Jimmy Cardno

Personal information
- Date of birth: 23 May 1946
- Place of birth: Scotland
- Date of death: 26 January 2021 (aged 74)
- Place of death: Wales
- Position(s): Striker

Senior career*
- Years: Team / Apps / (Gls)
- 1963–1968: Rhyl
- 1969–1971: Toronto Croatia
- 1972: Rhyl
- 1973: Polonia Sydney
- 1973: Haarlem
- 1974: Rhyl

= Jimmy Cardno =

Welsh footballer (born 1946)

Jimmy Cardno (23 May 1946 - 26 January 2021) was a Welsh footballer who played as a striker.

==Early life==

Cardno was born to Jim and Margaret Cardno. He had six younger siblings.

==Education==

Cardno obtained a high school diploma. He studied the French and German languages.

==Career==

Cardno started his career with Welsh side Rhyl.
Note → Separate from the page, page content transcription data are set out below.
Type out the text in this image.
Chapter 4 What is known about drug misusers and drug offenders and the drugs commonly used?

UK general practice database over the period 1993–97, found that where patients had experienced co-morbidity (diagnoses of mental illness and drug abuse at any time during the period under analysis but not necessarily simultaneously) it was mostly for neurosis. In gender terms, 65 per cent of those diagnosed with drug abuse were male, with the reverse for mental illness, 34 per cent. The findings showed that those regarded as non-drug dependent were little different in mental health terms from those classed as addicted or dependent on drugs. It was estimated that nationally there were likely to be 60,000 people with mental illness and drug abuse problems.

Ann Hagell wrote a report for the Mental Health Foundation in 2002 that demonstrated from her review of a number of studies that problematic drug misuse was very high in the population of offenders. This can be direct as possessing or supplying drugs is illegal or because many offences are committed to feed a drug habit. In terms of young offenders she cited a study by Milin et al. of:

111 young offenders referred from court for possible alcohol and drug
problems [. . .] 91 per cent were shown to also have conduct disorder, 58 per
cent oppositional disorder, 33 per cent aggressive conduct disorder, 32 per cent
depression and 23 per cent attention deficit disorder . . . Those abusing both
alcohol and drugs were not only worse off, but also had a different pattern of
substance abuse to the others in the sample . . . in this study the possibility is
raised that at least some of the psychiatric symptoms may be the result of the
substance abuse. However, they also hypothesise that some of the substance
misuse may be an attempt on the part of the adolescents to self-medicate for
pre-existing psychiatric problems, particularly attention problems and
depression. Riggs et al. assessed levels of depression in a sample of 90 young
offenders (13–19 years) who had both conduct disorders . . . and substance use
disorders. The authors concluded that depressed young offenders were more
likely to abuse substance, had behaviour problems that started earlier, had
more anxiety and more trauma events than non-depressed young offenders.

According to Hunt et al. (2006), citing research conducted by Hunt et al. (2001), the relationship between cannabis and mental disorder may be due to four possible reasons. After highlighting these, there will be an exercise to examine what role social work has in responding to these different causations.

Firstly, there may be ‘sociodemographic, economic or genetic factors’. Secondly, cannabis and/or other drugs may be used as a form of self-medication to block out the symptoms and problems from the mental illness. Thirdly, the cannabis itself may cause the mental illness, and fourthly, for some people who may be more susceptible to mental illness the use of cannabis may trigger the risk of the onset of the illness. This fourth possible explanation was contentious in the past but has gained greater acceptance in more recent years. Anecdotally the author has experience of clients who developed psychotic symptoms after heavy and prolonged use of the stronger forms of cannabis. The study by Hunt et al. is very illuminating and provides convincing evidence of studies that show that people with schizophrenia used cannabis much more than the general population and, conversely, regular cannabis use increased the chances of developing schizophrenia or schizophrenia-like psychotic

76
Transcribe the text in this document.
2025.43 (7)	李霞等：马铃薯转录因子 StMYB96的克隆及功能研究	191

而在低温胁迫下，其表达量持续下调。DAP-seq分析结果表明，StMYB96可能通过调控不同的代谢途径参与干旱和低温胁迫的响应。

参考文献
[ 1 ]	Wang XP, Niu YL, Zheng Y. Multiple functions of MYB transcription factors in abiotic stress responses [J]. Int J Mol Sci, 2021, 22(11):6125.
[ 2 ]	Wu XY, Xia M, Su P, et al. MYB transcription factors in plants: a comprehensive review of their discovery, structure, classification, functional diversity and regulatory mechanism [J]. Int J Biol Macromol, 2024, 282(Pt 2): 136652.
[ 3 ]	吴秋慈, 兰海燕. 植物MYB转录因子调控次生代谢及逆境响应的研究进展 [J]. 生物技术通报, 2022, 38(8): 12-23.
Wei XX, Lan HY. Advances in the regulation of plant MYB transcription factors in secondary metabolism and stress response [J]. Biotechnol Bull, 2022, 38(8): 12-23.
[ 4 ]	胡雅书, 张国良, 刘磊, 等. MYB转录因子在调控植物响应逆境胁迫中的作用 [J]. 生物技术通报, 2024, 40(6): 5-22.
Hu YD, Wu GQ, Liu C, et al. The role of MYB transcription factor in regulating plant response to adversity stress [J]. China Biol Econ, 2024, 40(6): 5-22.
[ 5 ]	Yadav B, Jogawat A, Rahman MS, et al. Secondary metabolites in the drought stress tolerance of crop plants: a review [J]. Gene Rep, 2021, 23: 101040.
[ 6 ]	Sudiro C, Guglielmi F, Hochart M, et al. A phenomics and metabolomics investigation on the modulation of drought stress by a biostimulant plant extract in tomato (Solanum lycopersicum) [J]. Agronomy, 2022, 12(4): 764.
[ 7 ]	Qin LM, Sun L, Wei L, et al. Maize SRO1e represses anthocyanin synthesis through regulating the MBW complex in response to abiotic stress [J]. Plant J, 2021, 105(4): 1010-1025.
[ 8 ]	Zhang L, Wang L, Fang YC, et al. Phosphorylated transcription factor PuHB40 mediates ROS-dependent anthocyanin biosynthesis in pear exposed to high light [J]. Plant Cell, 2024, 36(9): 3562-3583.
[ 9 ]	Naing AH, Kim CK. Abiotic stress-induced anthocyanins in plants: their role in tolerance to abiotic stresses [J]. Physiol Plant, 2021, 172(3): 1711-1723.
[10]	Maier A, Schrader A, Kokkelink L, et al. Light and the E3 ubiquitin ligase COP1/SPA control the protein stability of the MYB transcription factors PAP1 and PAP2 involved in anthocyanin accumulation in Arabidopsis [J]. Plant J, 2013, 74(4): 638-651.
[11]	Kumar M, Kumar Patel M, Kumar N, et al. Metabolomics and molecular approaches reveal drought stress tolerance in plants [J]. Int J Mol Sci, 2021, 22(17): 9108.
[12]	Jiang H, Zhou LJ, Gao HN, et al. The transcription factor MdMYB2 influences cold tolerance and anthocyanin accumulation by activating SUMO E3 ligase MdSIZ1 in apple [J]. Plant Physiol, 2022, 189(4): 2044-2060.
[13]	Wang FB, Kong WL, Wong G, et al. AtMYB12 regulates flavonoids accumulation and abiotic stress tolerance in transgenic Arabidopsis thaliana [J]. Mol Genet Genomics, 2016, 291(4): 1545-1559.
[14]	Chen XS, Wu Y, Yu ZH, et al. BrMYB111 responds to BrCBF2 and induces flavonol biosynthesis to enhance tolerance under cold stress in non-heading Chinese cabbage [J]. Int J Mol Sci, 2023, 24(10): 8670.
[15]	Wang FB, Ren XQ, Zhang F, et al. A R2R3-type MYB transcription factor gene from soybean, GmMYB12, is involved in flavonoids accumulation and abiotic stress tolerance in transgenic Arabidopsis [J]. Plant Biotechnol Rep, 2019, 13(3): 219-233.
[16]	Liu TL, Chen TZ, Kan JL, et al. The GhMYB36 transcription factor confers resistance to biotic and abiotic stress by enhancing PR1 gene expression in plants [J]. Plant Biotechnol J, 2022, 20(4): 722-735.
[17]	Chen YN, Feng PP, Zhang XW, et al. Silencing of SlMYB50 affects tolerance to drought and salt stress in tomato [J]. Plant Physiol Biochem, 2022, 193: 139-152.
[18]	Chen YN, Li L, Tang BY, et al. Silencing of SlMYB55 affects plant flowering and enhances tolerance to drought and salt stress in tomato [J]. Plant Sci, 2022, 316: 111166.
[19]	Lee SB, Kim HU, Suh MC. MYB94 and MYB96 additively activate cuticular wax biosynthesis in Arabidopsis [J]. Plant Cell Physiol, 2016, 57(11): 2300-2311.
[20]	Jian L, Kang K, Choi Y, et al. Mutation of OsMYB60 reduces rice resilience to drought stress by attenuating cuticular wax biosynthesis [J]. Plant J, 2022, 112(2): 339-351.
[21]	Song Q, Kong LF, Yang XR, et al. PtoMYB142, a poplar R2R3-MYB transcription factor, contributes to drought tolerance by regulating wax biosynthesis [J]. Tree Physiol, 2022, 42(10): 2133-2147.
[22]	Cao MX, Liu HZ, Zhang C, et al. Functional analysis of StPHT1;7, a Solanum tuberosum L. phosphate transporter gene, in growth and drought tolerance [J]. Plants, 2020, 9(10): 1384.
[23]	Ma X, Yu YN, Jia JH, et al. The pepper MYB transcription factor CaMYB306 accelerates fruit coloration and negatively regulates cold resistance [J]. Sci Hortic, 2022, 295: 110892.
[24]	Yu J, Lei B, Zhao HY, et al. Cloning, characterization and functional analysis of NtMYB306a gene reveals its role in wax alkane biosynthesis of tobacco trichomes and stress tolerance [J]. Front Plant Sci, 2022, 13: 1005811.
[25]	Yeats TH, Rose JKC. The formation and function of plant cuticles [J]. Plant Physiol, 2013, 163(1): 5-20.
He was described as "one of the legendary figures in Rhyl football history". In 1969, he signed for Canadian side Toronto Croatia. In 1972, he signed for Welsh side Rhyl. In 1973, he signed for Australian side Polonia Sydney. After that, he signed for Dutch side Haarlem. In 1974, he signed for Welsh side Rhyl.

==Personal life==

Cardno was married. He had three sons and five grandchildren.